U.S. immigration laws specifically authorize the issuance of E visas to nationals of a country that has qualifying treaty of commerce and navigation with the United States. Such qualifying treaties may include treaties of Friendship, Commerce and Navigation (FCNs) and Bilateral Investment Treaties (BITs). To qualify for Treaty Trader/Investor visa, apart from being a national of the treaty country, at least 50 percent of the business must be owned by person(s) with the treaty country’s nationality.

Two Types: Treaty Trader Visa (E-1) & Treaty Investor Visa (E-2)

The Treaty Trader visa (E-1) visa is applicable to a treaty national entering the U.S. solely to carry on substantial trade, which is international in scope and principally between the U.S. and the foreign state. For E-1 visa, the treaty national must qualify as a treaty trader or as an essential employee, employed in a supervisory or executive capacity, or possess highly specialized skills essential to the efficient operation of the firm or treaty trader. Ordinary skilled or unskilled workers do not qualify.

The Treaty Investor visa (E-2) is suitable for a treaty national (or an entity owned by the treaty national(s)) who intend to develop and direct the operations of an enterprise in which treaty national has invested or is actively in the process of investing a substantial amount of capital. For E-2 visa, if the applicant is not the principal investor, she or he must be considered an essential employee, employed in a supervisory, executive, or highly specialized skill capacity.

Trade for E-1 visa purposes has three requirements: (1) Trade must constitute an exchange; (2) Trade must be international in scope; and (3) Trade must involve qualifying activities.

There must be an actual exchange, in a meaningful sense, of qualifying commodities such as goods, moneys, or services to create transactions considered trade within the meaning of Immigration and Nationality Act (INA).
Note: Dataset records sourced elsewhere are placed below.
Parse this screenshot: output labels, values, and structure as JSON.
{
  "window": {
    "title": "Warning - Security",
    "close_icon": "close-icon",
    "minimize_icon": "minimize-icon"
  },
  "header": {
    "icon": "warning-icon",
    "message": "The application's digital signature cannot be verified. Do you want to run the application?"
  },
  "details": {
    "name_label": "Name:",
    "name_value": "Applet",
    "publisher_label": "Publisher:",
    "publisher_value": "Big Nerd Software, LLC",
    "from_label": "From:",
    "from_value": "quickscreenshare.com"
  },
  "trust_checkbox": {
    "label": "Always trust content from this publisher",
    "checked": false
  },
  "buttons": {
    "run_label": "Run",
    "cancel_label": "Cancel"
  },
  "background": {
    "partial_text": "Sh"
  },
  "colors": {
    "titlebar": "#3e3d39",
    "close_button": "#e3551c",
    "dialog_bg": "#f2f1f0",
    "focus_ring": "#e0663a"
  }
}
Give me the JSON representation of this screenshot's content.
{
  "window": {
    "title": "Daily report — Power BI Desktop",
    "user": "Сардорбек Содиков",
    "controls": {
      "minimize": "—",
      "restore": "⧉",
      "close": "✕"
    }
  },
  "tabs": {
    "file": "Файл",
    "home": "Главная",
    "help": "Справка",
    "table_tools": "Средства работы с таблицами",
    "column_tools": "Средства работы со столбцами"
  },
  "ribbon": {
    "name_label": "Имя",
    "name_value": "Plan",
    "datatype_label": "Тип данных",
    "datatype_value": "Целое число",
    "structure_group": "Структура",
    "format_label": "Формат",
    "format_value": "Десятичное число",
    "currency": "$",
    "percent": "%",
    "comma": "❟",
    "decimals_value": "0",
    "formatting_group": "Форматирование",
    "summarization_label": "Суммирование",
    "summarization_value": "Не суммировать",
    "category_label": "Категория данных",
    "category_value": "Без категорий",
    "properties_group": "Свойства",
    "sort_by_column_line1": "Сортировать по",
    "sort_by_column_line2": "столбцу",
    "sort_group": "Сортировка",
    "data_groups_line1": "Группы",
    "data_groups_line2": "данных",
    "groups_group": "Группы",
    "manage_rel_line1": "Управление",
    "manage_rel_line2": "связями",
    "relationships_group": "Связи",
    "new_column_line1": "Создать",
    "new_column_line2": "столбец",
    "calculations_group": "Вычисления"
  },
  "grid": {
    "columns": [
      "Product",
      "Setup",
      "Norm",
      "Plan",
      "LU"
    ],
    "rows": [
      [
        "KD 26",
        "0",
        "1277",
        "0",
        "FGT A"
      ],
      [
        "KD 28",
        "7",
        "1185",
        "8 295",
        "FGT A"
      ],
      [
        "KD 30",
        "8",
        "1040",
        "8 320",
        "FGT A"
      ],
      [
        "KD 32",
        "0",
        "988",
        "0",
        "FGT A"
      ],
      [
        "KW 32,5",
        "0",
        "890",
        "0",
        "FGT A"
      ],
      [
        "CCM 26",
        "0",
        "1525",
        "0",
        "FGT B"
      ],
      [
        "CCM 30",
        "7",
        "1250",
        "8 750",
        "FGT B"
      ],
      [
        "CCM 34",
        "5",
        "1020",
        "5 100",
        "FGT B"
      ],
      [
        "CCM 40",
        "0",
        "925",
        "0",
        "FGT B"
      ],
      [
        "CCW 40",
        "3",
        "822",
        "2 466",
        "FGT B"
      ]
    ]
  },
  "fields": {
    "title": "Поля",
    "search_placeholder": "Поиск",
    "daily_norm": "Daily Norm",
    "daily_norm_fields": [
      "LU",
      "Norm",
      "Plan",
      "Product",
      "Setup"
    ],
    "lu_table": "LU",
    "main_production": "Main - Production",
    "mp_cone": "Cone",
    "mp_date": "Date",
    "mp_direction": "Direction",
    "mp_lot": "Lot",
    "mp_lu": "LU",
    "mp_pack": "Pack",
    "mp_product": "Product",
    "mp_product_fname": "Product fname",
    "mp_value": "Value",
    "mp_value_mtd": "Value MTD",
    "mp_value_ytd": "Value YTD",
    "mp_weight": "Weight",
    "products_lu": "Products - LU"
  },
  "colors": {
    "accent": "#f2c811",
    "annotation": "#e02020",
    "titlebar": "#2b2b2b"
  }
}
Trade must be international. Thus, the traceable exchange in goods or services must be between the United States and the other treaty country.

Further, for E-1 the general rule requires that over 50% of the total volume of the international trade conducted by the treaty trader regardless of location must be between the United States and the treaty country of the foreign national’s nationality.

For E-2 visa purpose, there is no bright line test of what would constitute a “substantial” amount of capital. No set dollar figure constitutes a minimum amount of investment to be considered substantial. The cost of a newly created business is the actual cost needed to establish such a business to the point of being operational. The U.S. Department of State acknowledges that the costs of investing in a business can vary dramatically, depending on the nature of the business: many millions to buy a factory; and only a relatively small sum to set up a small consulting firm.

A marginal enterprise is an enterprise that does not have the present or future capacity to generate enough income to provide more than a minimal living for the treaty investor and his or her family.  An enterprise that does not have the capacity to generate such income but that has a present or future capacity to make a significant economic contribution is not a marginal enterprise.  The projected future capacity should generally be realizable within five years from the date the alien commences normal business activity of the enterprise.

E visas have certain advantages over other nonimmigrant visas. Unlike the L-1 visa, the E visa categories do not require the setting up of a branch, subsidiary or parent in the U.S. of a foreign entity. The E visa category also has less government regulations compared to the H-1B visa category. There is no prevailing wage requirement, labor condition application attestation and posting, and public access file requirements. Neither there is a cap on the initial grant of E visas nor cap on E visa extensions.

Both E-1 and E-2 visa holders are generally initially granted stay of two years with the possibility of unlimited extensions. All E nonimmigrants, however, must maintain an intention to depart the United States when their status expires or is terminated. Further, treaty traders/investors and employees may be accompanied or followed by spouses and unmarried children who are under 21 years of age and can get work authorization. More so, their nationalities need not be the same as the treaty investor or employee.